Posted by: Ray | 12 October 2009 at 09:44 AM
The problem is the terrain. You either put your COP on the ridgeline 1-3k vertical meters up, or you put it in the valley floor. There actually is a COP up on the ridgeline above Kamdesh. There are advantages and disadvantages to both. The best terrain in Nuristan is already occupied by villages so there aren't a lot of options.
BTW, COP Kamdesh was abandoned a couple of days ago.
Posted by: Andy | 12 October 2009 at 09:58 AM
Except pull back and defend what you have. These Afghans are not worth the blood and treasure, and while J's other post indicates Taliban control 80% of the country, 80% of what country? They can grow all the heroin they want, if we've got something around the pop centers and build it, they will come, you can sustain a nice COIN strat / operation, training ground for our troops, and a nice terrorist snipe operation without doing stupid stuff like putting a platoon on the valley floor in a place guys have been moutain fighting in for 40 years. Once Obama pushes thru the legalization of pot, cocaine, and heroin, there goes the 80% of the country the Taliban have, solves our economic problems, and we can afford to open that front in Iran...case closed
Posted by: NVH | 12 October 2009 at 11:13 AM
Just dealing with this issue, remembering what the situation was then; the Taliban were on the high ground - why couldn't "we" be? I don't think that COP holds much credence; it's not applicable to give the high ground away. Difficult? Again the Taliban didn't think so. NVH and Andy; if the problem is the terrain, the Taliban are dealing with it. Don't support the equipment or the disorganisation; the Taliban can do it, and they're not as well equipped. I hate sitting pontificating in an easy chair when the guys lives are on the line, but I am very puzzled indeed that a fundamental principle has again brought deaths and injuries. If I am wrong, someone out there in the ether can explain to me why high ground is obtainable to the Taliban and not to the troops. Whay geyts in the way, and if so, why can't it be addressed.
Posted by: Ray | 12 October 2009 at 01:48 PM
Good post, J.
I've just read Churchill's "The Story of the Malakand Field Force". In 1897 the British posts at the Malakand Pass (the key route into the Swat Valley, Bajaur and Chitral) were sited at the bottom of what Churchill described as "a great cup, of which the rim is broken into numerous clefts and jagged points".

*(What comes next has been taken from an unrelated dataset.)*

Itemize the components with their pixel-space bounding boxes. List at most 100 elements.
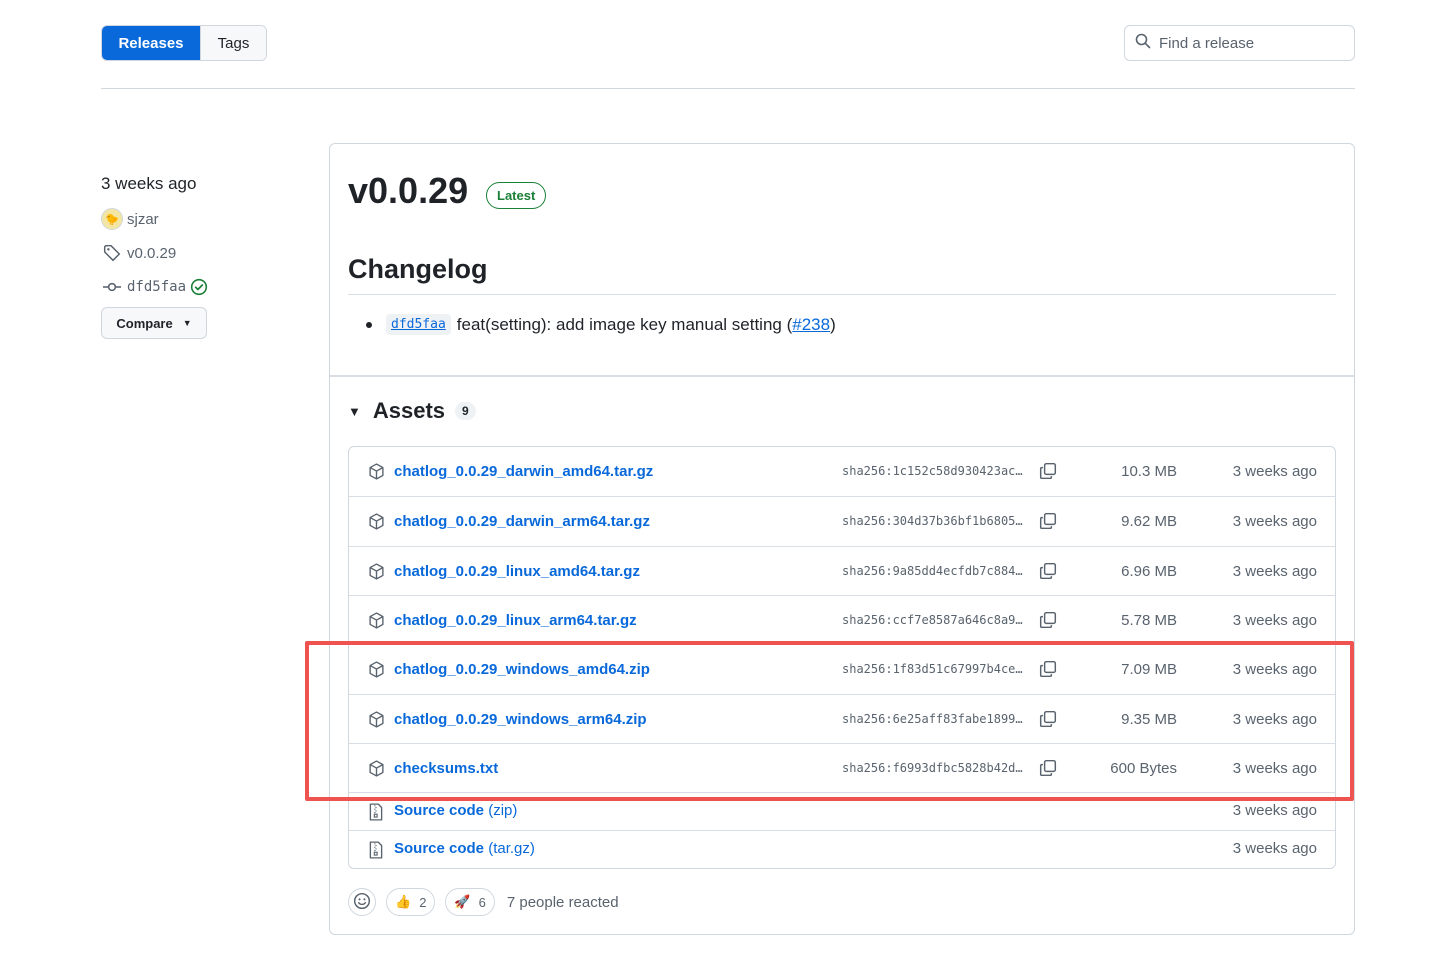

He went onto say that "the whole position is therefore, from the military point of view, bad and indefensible".
Needless to say, when the camps were attacked in sustained assaults by Pashtun tribesmen, the British were hard pressed to repel the attacks, and were only able to do so after large reinforcements arrived.
Posted by: Peter Hodge | 12 October 2009 at 04:13 PM
I must read that Churchill book. Also, Peter, some good relevance; read John Masters' "Bugles and a Tiger" for real accounts of vivid fights with Afghans and Pathans and their attitudes about war. Eerie when you read that in the 1930's they were using home-made bombs and grenades adapted as such, on roadsides. I stray a bit from the above subject, about high ground a bit here, but I also should mention to complete the Masters' autobiographical accounts, his "The Road Past Mandalay" which also has graphic detail and comments about real characters, organisation, and reactions to war. The parts about Americans is moving and factual. Those Dakota pilots are my heroes...but then the Dakota was a great aircraft-if a little noisy, but this was l956, after Masters time...deafening noise of the engines, and my face blackened with that evil-smelling waxy stuff and butterflies in my stomach and a bravado grin hiding my fear... These books are in my evergreen section. Boy, I am glad I don't have to fight. I can theorise and learn something about other's views, from you fellows, though. For which I am grateful.
Posted by: Ray | 13 October 2009 at 04:31 AM
Thanks for the recommendation Ray.
I remember reading Masters' "Bhowani Junction". Will have to read "Bugles and a Tiger" and perhaps some more of his novels.